Code to reproduce the problem
import pdfplumber
pdf_path = '/path/to/file.pdf'
armenian_character_map = {' ': ' ', '(': '(', ')': ')', ',': ',', '-': '-', '.': '․', '/': '/', '0': '0', '1': '1', '2': '2', '3': '3', '4': '4', '5': '5', '6': '6', '7': '7', '8': '8', '9': '9', ':': '։', ';': ';', 'A': 'Ա', 'B': 'Բ', 'C': 'Ե', 'D': 'Դ', 'E': 'Է', 'F': 'Ֆ', 'G': 'Յ', 'H': 'Հ', 'I': 'Ի', 'J': 'Ջ', 'K': 'Կ', 'L': 'Լ', 'M': 'Մ', 'N': 'Ն', 'O': 'Օ', 'P': 'Պ', 'Q': '՜', 'R': 'Ր', 'S': 'Ս', 'T': 'Տ', 'U': 'Ւ', 'V': 'Վ', 'W': 'ղ', 'X': 'Խ', 'Y': 'Գ', 'Z': 'Զ', '`': '՚', 'a': 'ա', 'b': 'բ', 'c': 'ե', 'd': 'դ', 'e': 'է', 'f': 'ֆ', 'g': 'գ', 'h': 'հ', 'i': 'ի', 'j': 'ջ', 'k': 'կ', 'l': 'լ', 'm': 'մ', 'n': 'ն', 'o': 'օ', 'p': 'պ', 'q': 'ձ', 'r': 'ր', 's': 'ս', 't': 'տ', 'u': 'ւ', 'v': 'վ', 'w': 'և', 'x': 'խ', 'y': 'յ', 'z': 'զ', '{': 'փ', '}': '՞', '¡': '՝', '£': 'չ', '¥': 'Ճ', '©': '©', 'ª': 'Փ', '¬': 'Ը', '®': 'ո', '°': 'ճ', '´': 'շ', 'µ': 'Չ', 'º': 'Ո', '¿': 'Ց', 'Æ': 'Շ', 'Ø': 'ց', 'ß': 'ք', 'æ': 'ծ', 'ø': 'Թ', 'π': 'Ք', '–': '–', '“': '«', '”': '»', '‹': '՛', '™': 'ռ', 'Ω': 'Ծ', '∂': 'Ձ', '∏': 'Ղ', '√': 'Ժ', '∞': 'թ', '∫': 'Ռ', '≤': 'ը', '≥': 'ժ'}
with pdfplumber.open(pdf_path, repair=True) as pdf:
lines = pdf.pages[0].extract_text_lines(use_text_flow=True)
for line in lines:
deconded_text = ''.join([armenian_character_map.get(character, character) for character in line['text']])
print(line['text'].ljust(40), '|', deconded_text)
PDF file
Expected behavior
Lines should be returned in this order:
Խոսք՝ Վիլյամ Քլեյթըն 1814–1879 Երաժշտություն՝ Անգլիական ժողովրդական երգ Վարդապետություն և Ուխտեր 61։36–39 Վարդապետություն և Ուխտեր 59։1–4
Actual behavior
Lines are returned in this order:
Վիլյամ Քլեյթըն 1814–1879 Անգլիական ժողովրդական երգ Խոսք՝ Երաժշտություն՝ Վարդապետություն և Ուխտեր 61։36–39 Վարդապետություն և Ուխտեր 59։1–4
Screenshots
Hmm, perhaps I'm misunderstanding the issue raised here, but the purpose of use_text_flow=True is to parse the text by following the text's internal representation order rather than strictly the text's position on the page.
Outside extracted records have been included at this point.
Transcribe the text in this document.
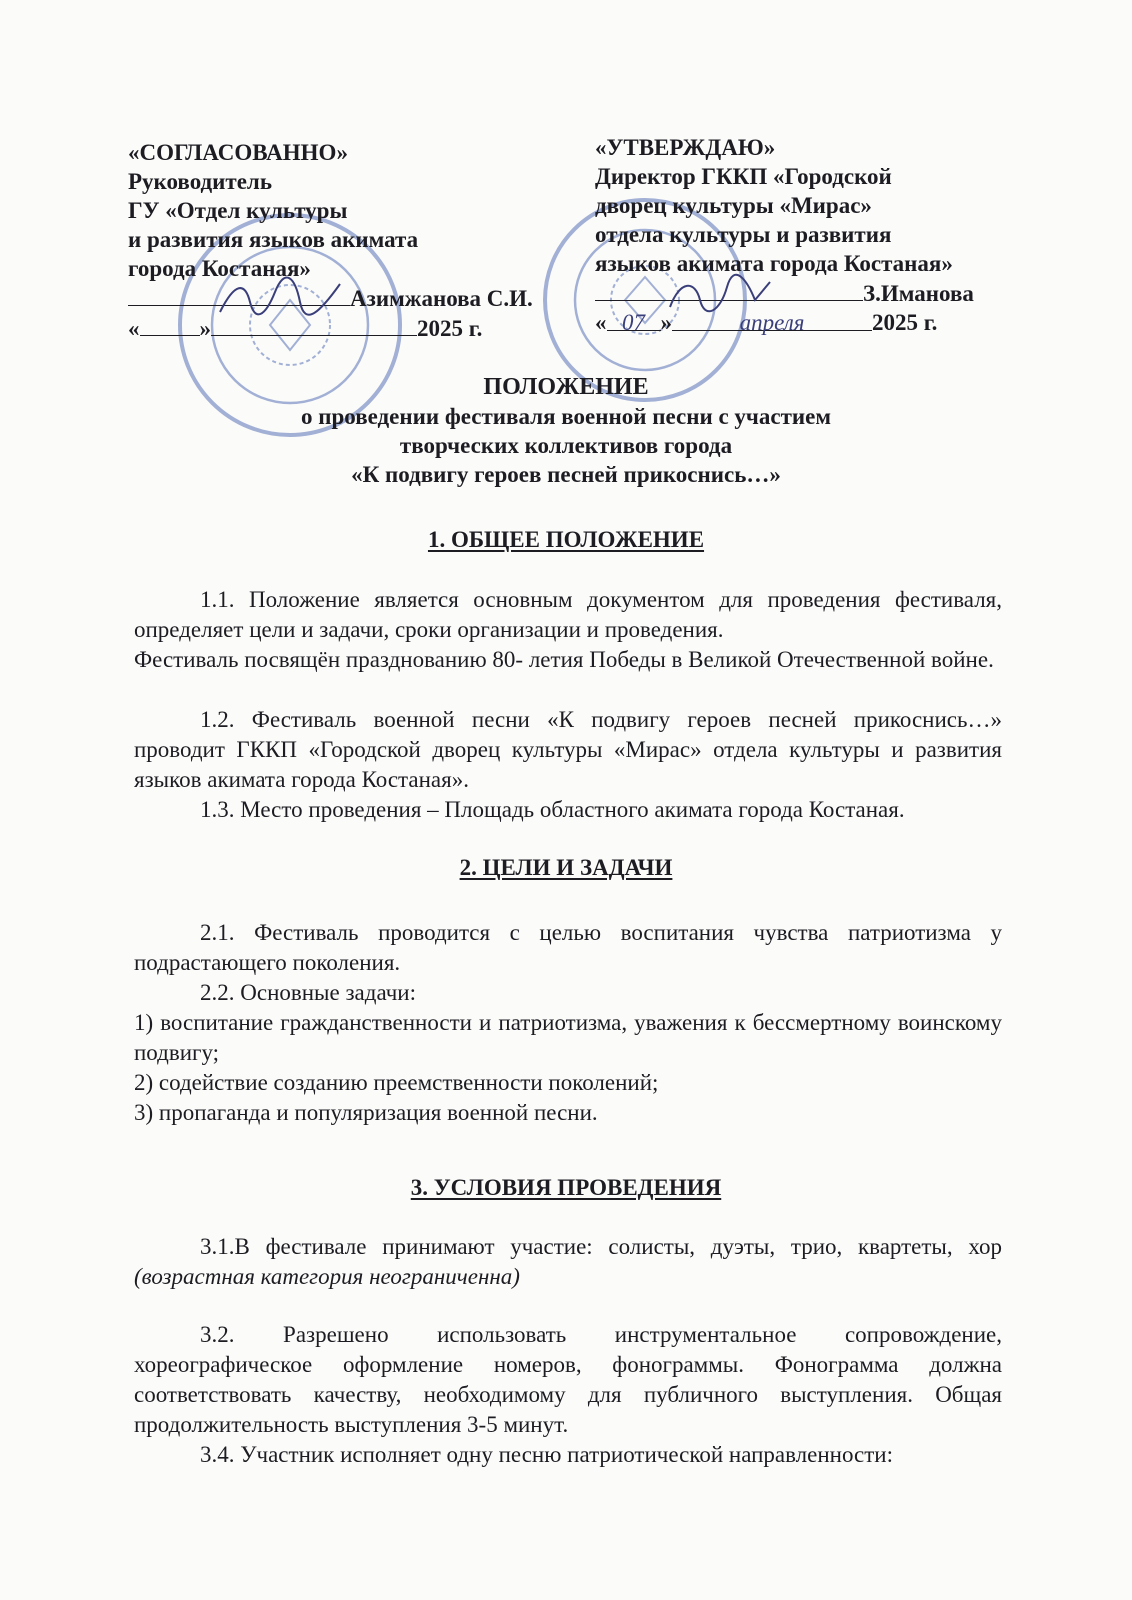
«СОГЛАСОВАННО»
Руководитель
ГУ «Отдел культуры
и развития языков акимата
города Костаная»
Азимжанова С.И.
«	»	2025 г.
«УТВЕРЖДАЮ»
Директор ГККП «Городской
дворец культуры «Мирас»
отдела культуры и развития
языков акимата города Костаная»
З.Иманова
« 07 »	апреля	2025 г.
ПОЛОЖЕНИЕ
о проведении фестиваля военной песни с участием
творческих коллективов города
«К подвигу героев песней прикоснись…»
1. ОБЩЕЕ ПОЛОЖЕНИЕ
1.1. Положение является основным документом для проведения фестиваля, определяет цели и задачи, сроки организации и проведения.
Фестиваль посвящён празднованию 80- летия Победы в Великой Отечественной войне.
1.2. Фестиваль военной песни «К подвигу героев песней прикоснись…» проводит ГККП «Городской дворец культуры «Мирас» отдела культуры и развития языков акимата города Костаная».
1.3. Место проведения – Площадь областного акимата города Костаная.
2. ЦЕЛИ И ЗАДАЧИ
2.1. Фестиваль проводится с целью воспитания чувства патриотизма у подрастающего поколения.
2.2. Основные задачи:
1) воспитание гражданственности и патриотизма, уважения к бессмертному воинскому подвигу;
2) содействие созданию преемственности поколений;
3) пропаганда и популяризация военной песни.
3. УСЛОВИЯ ПРОВЕДЕНИЯ
3.1.В фестивале принимают участие: солисты, дуэты, трио, квартеты, хор (возрастная категория неограниченна)
3.2. Разрешено использовать инструментальное сопровождение, хореографическое оформление номеров, фонограммы. Фонограмма должна соответствовать качеству, необходимому для публичного выступления. Общая продолжительность выступления 3-5 минут.
3.4. Участник исполняет одну песню патриотической направленности:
So I would, in fact, expect that on some PDFs the line order is different than what you see on the page. If line order is important and use_text_flow=True is important for another reason, then one could use .extract_words(...) or . extract_text_lines(...), and then use the returned objects' position to reorder.
Thanks! Is there a way to verify the order of the text in the PDF's internal representation? I assumed it was something to do with the word grouping after extraction, similar to https://github.com/jsvine/pdfplumber/issues/1279.
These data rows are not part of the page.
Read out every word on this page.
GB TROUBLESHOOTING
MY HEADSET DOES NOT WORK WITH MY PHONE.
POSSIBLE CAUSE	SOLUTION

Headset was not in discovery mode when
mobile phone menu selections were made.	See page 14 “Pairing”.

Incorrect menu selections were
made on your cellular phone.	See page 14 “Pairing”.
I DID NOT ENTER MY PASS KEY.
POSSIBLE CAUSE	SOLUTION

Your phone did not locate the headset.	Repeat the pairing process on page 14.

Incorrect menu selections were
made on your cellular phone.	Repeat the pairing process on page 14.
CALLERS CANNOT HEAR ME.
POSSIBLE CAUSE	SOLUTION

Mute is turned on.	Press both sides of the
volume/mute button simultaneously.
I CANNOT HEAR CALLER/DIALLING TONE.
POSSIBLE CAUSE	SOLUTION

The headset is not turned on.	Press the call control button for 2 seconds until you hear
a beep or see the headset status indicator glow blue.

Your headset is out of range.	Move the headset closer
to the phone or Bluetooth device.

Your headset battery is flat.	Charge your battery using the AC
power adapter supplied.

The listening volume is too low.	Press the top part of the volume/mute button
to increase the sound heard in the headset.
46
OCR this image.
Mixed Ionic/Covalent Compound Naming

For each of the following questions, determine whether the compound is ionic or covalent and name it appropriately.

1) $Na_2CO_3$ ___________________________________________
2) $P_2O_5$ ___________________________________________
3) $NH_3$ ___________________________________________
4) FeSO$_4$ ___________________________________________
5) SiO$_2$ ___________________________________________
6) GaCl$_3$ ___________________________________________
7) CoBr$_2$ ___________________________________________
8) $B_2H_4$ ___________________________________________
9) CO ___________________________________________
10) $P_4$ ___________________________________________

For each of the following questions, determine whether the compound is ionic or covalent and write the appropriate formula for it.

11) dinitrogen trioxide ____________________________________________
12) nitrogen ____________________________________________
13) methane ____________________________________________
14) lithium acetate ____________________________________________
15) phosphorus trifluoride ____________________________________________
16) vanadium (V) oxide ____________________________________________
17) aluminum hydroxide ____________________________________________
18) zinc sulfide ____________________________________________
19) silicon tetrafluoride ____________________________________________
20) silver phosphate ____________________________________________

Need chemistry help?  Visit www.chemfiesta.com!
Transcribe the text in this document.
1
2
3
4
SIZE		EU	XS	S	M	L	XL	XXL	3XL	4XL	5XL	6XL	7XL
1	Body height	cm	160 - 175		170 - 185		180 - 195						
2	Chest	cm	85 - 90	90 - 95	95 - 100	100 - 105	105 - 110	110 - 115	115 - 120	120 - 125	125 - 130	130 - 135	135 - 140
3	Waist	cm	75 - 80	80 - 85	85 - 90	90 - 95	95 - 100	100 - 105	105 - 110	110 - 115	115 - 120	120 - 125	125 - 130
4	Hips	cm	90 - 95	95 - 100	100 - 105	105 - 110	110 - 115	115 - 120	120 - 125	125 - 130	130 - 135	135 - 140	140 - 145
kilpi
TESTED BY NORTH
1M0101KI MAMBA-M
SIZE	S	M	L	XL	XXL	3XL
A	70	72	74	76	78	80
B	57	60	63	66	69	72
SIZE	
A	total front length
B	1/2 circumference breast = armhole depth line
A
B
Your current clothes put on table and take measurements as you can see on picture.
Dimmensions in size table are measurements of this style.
my code get it ... if you have windows you can try ... or go line by line throug my code ^^
https://github.com/kalle07/parsing
Thanks! Is there a way to verify the order of the text in the PDF's internal representation? I assumed it was something to do with the word grouping after extraction, similar to #1279.
@samuelbradshaw, could you expand on what you mean by "verify the order"? In any case, one possible answer: Perhaps the simplest way would be to examine page.chars, which lists all characters in the order the PDF's commands describe them.